Architetti (strani) d’Italia: Sconfitto Remotti (7) – di Marco Ermentini

Nato a Novara nel 1947, figlio di un custode del carcere, nella sua infanzia ha sofferto per l’ambiente ostile del penitenziario dove era costretto ad abitare. Ben presto, per contrastare questa triste situazione, decise di ribellarsi scoprendo la sua vocazione di amante della natura e di appassionato dell’architettura organica di F.L. Wright.
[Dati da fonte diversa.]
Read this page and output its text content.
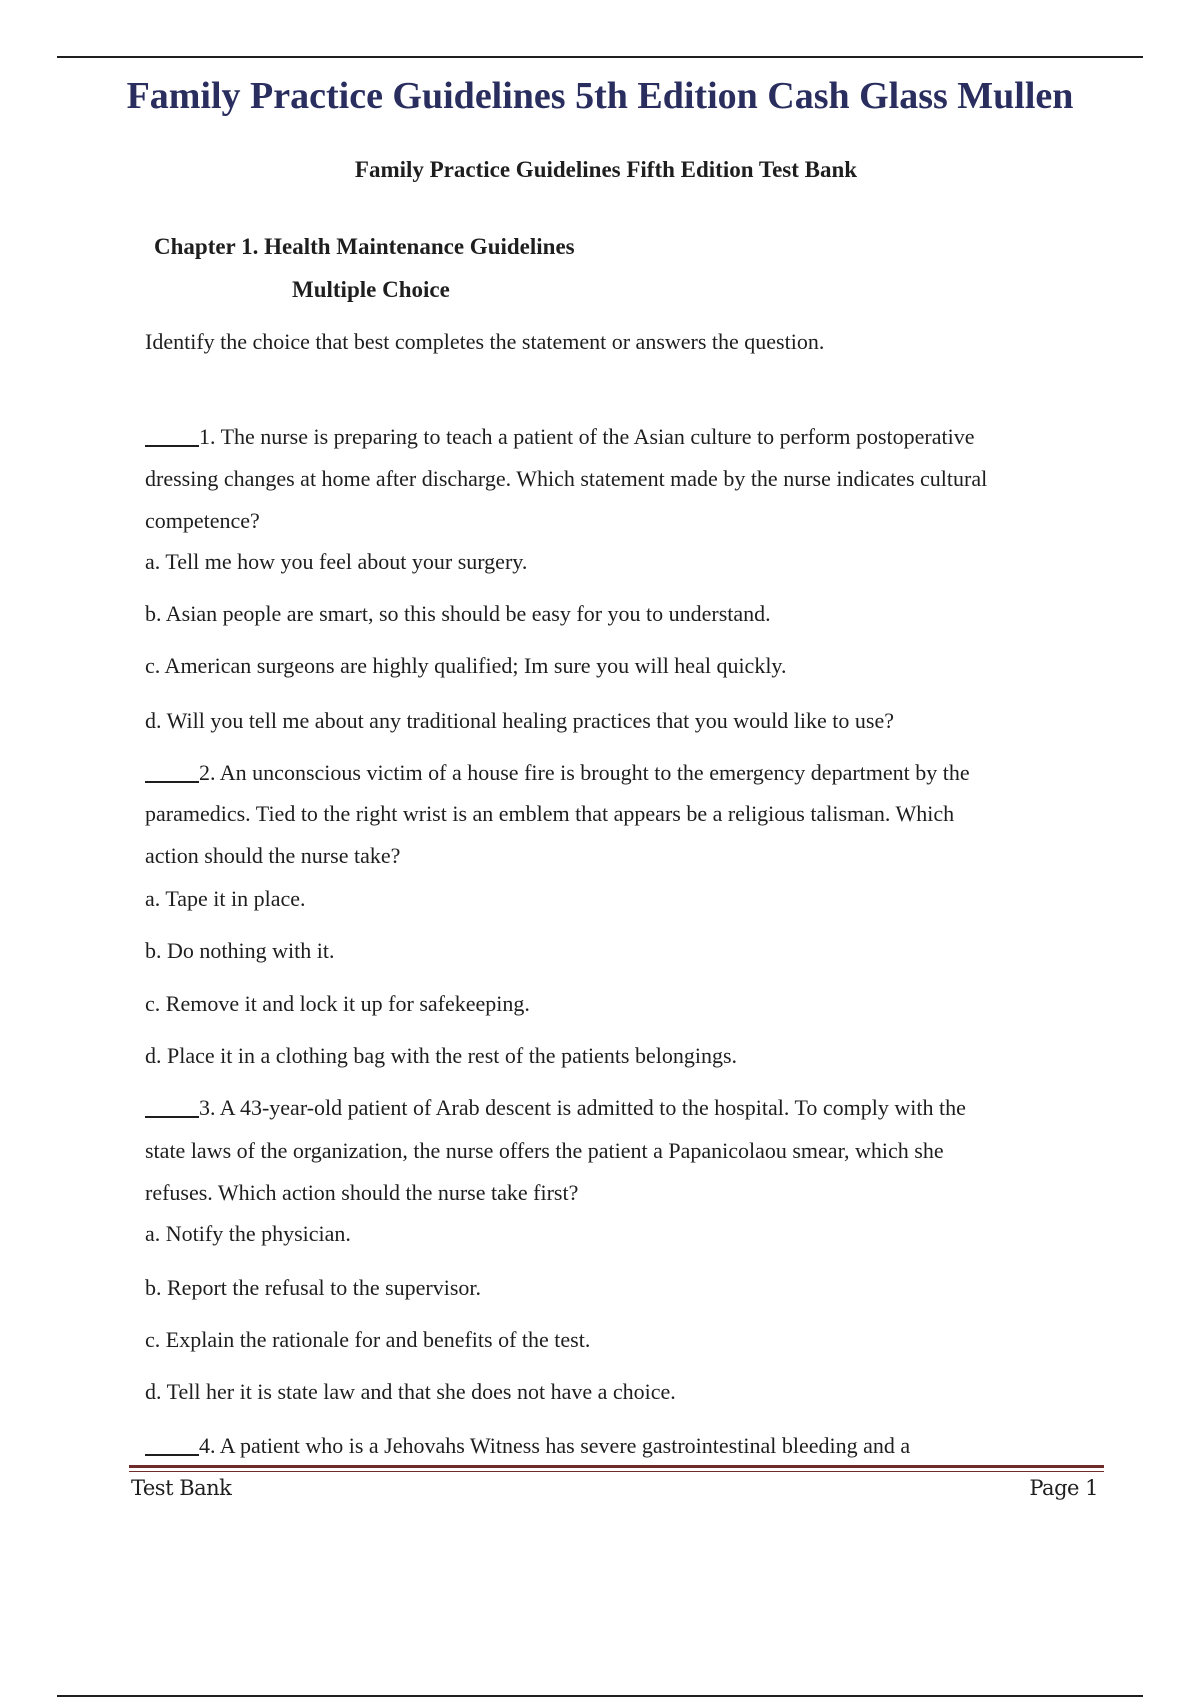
Family Practice Guidelines 5th Edition Cash Glass Mullen
Family Practice Guidelines Fifth Edition Test Bank
Chapter 1. Health Maintenance Guidelines
Multiple Choice
Identify the choice that best completes the statement or answers the question.
1. The nurse is preparing to teach a patient of the Asian culture to perform postoperative
dressing changes at home after discharge. Which statement made by the nurse indicates cultural
competence?
a. Tell me how you feel about your surgery.
b. Asian people are smart, so this should be easy for you to understand.
c. American surgeons are highly qualified; Im sure you will heal quickly.
d. Will you tell me about any traditional healing practices that you would like to use?
2. An unconscious victim of a house fire is brought to the emergency department by the
paramedics. Tied to the right wrist is an emblem that appears be a religious talisman. Which
action should the nurse take?
a. Tape it in place.
b. Do nothing with it.
c. Remove it and lock it up for safekeeping.
d. Place it in a clothing bag with the rest of the patients belongings.
3. A 43-year-old patient of Arab descent is admitted to the hospital. To comply with the
state laws of the organization, the nurse offers the patient a Papanicolaou smear, which she
refuses. Which action should the nurse take first?
a. Notify the physician.
b. Report the refusal to the supervisor.
c. Explain the rationale for and benefits of the test.
d. Tell her it is state law and that she does not have a choice.
4. A patient who is a Jehovahs Witness has severe gastrointestinal bleeding and a
Test Bank	Page 1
Dopo la laurea, viste le scarse occasioni di acquisire incarichi, è costretto a lavorare nello studio del cugino, un famoso architetto razionalista. Qui la sua spinta ideale verso l’empatia, la bellezza, la condivisione, la leggerezza, la ricerca artigianale, le linee curve e sinuose fu repressa pesantemente. Costretto a usare la riga e squadra disegnando casermoni sovietici, cimiteri austeri e pesanti abitazioni falansterio il povero Sconfitto si procurò una profonda depressione per molti anni.  La sua rivincita scoccò quando durante una serata della borghesia illuminata lo zio e altri intellettuali militanti tessero le lodi dell’architettura razionalista-critica del NEZ, un nuovo quartiere divenuto il simbolo della vergogna d’Italia. Era troppo: Sconfitto ebbe il coraggio temerario di reagire apostrofando tutti i presenti con una parola che li ferisse a fondo. Sbattendo la porta, nello sconcerto dei presenti, disse: “Siete tutti vecchi dinosauri!”